As for Hard N' Heavy's interviews, they pass because they allow the bands to speak their minds without obvious intervention, and the "story" ideas are imaginative (like Trick Or Treat, where a band member is given a bag full of objects representing milestones in his history, which he then has to explain to the audience). Hard N' Heavy also spends an admirable amount of time showcasing new bands who probably won't get a shot on MTV. But those violent cartoons really piss me off. Next!

Ears to Ya
Hard N' Heavy's direct competitor is MetalHead, modeled after its predecessor, but far improved. Nifty art direction is MetalHead's strong point; a segment with Anthrax, filmed in a potentially dull backstage area, is shot in gorgeously grainy blue and white, with naked light bulbs swinging back and forth. MetalHead doesn't seek to alienate potential female buyers, wisely laying off the violence and overt sexism, instead throwing cute bands in with the more "credible" ones. Supporting that tired but true stereotype that metal fans are antisocial, MetalHead's host is a goon with a rivet glued to his cranium who gleefully shrieks, "MetalHead! It'll make ya DEAF!" What kind of speakers do they think my TV set has, a stack of Marshall amps?

Girls' Talk
As my eyes begin to glaze over, I pop in TeenVid for a change of pace. Utterly female-oriented, TeenVid takes us to the house of pinup hunklet Tommy Puett, star of TV's Life Goes On. We visit his horses and watch as they try to bite him. We hang around his pool table as he explains that he's an "all-American kid" (who just happens to have a million-dollar view of Diamond Bar and his own stable). Tommy also goes so far as to reveal that he's "always been a very heartfelt kid," whatever that means. Maybe those cartoons on Hard N' Heavy weren't so bad after all.

That's a Rap
By the time I get to Slammin' Rap, my jaw is slack, my brain is one big flat-line, and I can't comprehend what Big Daddy Kane is trying to tell me about recording his album. Aside from developing square eyes, there are a lot of pros and cons to these video magazines. The cool thing about these trendy items is watching your godz in action. Traditional magazines offer a fairly flat view of personalities; with video, you're privy to the sights and sounds of bands and actors in their native habitats. Another plus: underground bands and rare videos getting some deserved exposure.
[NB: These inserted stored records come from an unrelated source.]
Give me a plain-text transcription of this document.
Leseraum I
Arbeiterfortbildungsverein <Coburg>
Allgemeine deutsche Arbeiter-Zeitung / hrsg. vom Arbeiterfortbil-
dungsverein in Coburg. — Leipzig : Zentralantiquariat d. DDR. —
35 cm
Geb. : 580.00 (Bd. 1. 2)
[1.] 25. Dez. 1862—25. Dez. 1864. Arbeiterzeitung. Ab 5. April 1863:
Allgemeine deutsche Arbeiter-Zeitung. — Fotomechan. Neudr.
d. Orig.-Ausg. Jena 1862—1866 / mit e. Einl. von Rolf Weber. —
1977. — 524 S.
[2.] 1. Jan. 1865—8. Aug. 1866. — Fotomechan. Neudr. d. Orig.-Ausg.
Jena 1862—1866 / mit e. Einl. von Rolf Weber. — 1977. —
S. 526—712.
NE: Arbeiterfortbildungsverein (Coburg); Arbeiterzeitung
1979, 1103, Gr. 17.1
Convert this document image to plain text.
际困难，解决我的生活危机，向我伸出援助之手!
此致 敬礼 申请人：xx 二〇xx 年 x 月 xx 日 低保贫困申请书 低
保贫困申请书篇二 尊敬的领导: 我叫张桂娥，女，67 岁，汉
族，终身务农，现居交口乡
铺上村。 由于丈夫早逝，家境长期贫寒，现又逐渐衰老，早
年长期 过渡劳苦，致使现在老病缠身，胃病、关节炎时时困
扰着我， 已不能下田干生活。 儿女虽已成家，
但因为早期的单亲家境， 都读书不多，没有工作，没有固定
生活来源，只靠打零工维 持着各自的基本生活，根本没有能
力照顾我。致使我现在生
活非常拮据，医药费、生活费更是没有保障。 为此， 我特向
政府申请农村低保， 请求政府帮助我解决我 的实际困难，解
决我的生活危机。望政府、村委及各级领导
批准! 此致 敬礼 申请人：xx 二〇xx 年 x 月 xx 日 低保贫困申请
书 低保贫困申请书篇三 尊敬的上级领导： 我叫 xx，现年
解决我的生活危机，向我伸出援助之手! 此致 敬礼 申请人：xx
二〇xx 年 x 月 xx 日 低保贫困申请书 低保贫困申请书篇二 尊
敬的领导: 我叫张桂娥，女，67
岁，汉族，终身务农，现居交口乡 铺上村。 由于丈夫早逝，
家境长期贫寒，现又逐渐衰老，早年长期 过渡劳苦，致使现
On the negative tip, seeing your favorite bands for the inarticulate pudwhackers they can be is a rather disillusioning experience. And with the video format, there are no groovy posters to tack up all over your room and annoy your parents. Last, but certainly not least, is the price tag. Most of these videos go for $14.95, and frankly, the buck stops there for me. Pick up a magazine at the newsstand and peruse it for a while. If there's nothing you like, put it back. Pick up a video knowing only that there's a segment about one of your favorite bands. If it sucks, you're out of luck and fifteen bones. As if the high price of CDs, cassettes, and concert tickets wasn't shooting big enough holes in the wallets of music lovers, this video roulette is the final bullet.

In the end, the thing about video magazines that I find disturbing is the effect they may have on the future. Teen magazines may not be recognized as important literature, but at least when kids read them, they're reading

something. I have to wonder about a future that's going to be run by a deaf, square-eyed, antisocial generation that happens to be computer literate.